Ninguém falava sobre isso, nem mesmo na época que aconteceu ninguém nunca falou sobre isso e mesmo hoje, as pessoas tinham simplesmente esquecido. Acreditavam nas palavras que estavam nos livros de história, sobre como a mãe de Baekhyun morreu ao dar à luz ao primeiro herdeiro do Clã Byun. Era apenas isso, nunca contavam sobre como ela era uma Park antes, sobre como só tinha quinze anos quando engravidou e sobre como ela odiava tanto essa vida que tentou se matar... Ninguém escreveu naquele livro sobre a linhagem Byun, que Donghae não tinha tido nem o primeiro cio quando se casou com Siwon, sobre como era criança demais para entender sobre os pormenores de um cárcere privado.

Mas mesmo assim Baekhyun sabia sobre o romance que a mãe tivera com um Kim e de como tentou fugir com ele, sabia sobre a criança morta — o primeiro filho que tivera, seu irmão morto. O primeiro filho que ela tivera antes que Baekhyun nascesse. Ele sabia como não era o único e que por isso o seu pai o odiava tanto, pois todas as vezes que olhava para si era capaz de ver a imagem da mãe. Ele era o lembrete do que o alfa nunca teve.

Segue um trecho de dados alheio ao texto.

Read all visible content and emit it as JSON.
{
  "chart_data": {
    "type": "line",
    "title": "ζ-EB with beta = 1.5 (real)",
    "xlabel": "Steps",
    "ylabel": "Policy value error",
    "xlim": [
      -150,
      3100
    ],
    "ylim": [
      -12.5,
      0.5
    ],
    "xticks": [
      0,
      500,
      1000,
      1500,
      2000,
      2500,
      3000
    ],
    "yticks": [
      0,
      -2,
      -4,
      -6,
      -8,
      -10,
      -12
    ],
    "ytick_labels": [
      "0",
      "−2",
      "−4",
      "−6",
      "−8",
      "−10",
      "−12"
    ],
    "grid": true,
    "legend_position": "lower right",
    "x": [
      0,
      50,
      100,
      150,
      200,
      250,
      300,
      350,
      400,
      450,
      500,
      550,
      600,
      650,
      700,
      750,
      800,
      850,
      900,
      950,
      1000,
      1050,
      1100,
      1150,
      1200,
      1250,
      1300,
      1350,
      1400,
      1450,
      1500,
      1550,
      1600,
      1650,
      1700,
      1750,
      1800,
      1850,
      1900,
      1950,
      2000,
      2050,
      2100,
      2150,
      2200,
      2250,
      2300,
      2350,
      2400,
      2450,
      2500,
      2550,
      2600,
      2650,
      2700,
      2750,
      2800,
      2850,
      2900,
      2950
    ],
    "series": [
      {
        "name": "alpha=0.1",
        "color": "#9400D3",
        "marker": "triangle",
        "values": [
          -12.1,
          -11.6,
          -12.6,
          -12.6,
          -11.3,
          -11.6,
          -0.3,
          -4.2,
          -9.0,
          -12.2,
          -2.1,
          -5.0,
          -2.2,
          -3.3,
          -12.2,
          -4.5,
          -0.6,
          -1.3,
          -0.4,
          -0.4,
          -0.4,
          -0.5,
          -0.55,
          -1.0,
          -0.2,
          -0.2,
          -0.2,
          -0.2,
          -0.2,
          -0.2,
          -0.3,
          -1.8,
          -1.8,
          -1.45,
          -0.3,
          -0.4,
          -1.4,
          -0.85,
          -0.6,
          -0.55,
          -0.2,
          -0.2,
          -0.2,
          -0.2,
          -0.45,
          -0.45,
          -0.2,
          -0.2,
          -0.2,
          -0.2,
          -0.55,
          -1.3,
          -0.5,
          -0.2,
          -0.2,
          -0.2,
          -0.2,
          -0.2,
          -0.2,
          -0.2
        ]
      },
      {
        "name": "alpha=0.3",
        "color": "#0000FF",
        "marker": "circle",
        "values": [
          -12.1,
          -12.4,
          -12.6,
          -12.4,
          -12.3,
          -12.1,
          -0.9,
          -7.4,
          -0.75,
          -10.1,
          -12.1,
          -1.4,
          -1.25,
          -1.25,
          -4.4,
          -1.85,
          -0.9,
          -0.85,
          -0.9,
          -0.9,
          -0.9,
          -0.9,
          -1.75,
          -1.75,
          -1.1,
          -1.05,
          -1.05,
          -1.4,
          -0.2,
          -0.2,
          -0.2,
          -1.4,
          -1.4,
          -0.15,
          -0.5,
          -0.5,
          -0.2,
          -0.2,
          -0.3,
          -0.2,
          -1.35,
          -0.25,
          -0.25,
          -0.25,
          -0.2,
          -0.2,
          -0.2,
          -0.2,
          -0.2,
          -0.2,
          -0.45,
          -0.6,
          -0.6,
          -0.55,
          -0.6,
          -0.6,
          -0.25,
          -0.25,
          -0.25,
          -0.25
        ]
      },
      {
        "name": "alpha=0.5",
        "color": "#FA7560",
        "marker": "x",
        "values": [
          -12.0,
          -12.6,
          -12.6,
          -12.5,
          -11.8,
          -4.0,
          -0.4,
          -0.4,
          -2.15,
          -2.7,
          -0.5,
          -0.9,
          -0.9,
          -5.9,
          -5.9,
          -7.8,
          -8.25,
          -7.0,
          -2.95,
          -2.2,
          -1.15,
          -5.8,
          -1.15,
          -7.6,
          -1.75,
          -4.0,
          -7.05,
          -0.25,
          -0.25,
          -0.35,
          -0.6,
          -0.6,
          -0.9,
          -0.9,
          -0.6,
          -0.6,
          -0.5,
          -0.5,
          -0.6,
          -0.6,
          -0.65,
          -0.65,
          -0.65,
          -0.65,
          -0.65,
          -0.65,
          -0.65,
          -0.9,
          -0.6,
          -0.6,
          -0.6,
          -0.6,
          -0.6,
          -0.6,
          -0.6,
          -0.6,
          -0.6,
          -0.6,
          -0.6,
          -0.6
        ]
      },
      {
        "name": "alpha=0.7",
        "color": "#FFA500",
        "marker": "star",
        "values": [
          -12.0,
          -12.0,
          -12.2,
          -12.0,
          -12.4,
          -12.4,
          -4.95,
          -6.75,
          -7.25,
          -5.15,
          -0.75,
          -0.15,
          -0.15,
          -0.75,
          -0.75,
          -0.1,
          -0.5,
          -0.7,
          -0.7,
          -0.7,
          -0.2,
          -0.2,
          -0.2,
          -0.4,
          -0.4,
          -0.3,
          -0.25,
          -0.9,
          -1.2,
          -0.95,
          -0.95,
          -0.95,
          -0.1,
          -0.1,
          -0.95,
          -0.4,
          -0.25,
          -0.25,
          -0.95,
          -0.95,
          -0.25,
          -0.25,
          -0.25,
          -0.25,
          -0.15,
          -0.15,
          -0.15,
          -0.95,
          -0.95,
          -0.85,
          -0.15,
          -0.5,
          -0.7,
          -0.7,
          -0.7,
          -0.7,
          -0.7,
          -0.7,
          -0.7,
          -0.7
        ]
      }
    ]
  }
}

Baekhyun não era mais do que um bebê de colo quando a mãe se afogou naquele lago nos fundos da propriedade. Ela nem tinha vinte anos quando o abandonou e de alguma forma, o alfa sabia que a culpa era sua, porque sua mãe era obrigada a olhá-lo todos os dias, era confrontada todos os dias com a certeza de que não tinha saída alguma. Era por isso que odiava tanto o seu aniversário, acreditava de alguma forma que se não tivesse nascido, ela poderia ter fugido e sido feliz com aquele Kim.

— Não deixe Siwon saber, tudo bem? — segurou-lhe o rosto e deixou um beijo na bochecha boa. — Vamos proteger Chanyeol.

Baekhyun assentiu. Ia proteger o irmão e ia proteger Kyungsoo também, não queria que uma tragédia acontecesse novamente. Dessa vez, não queria mortes.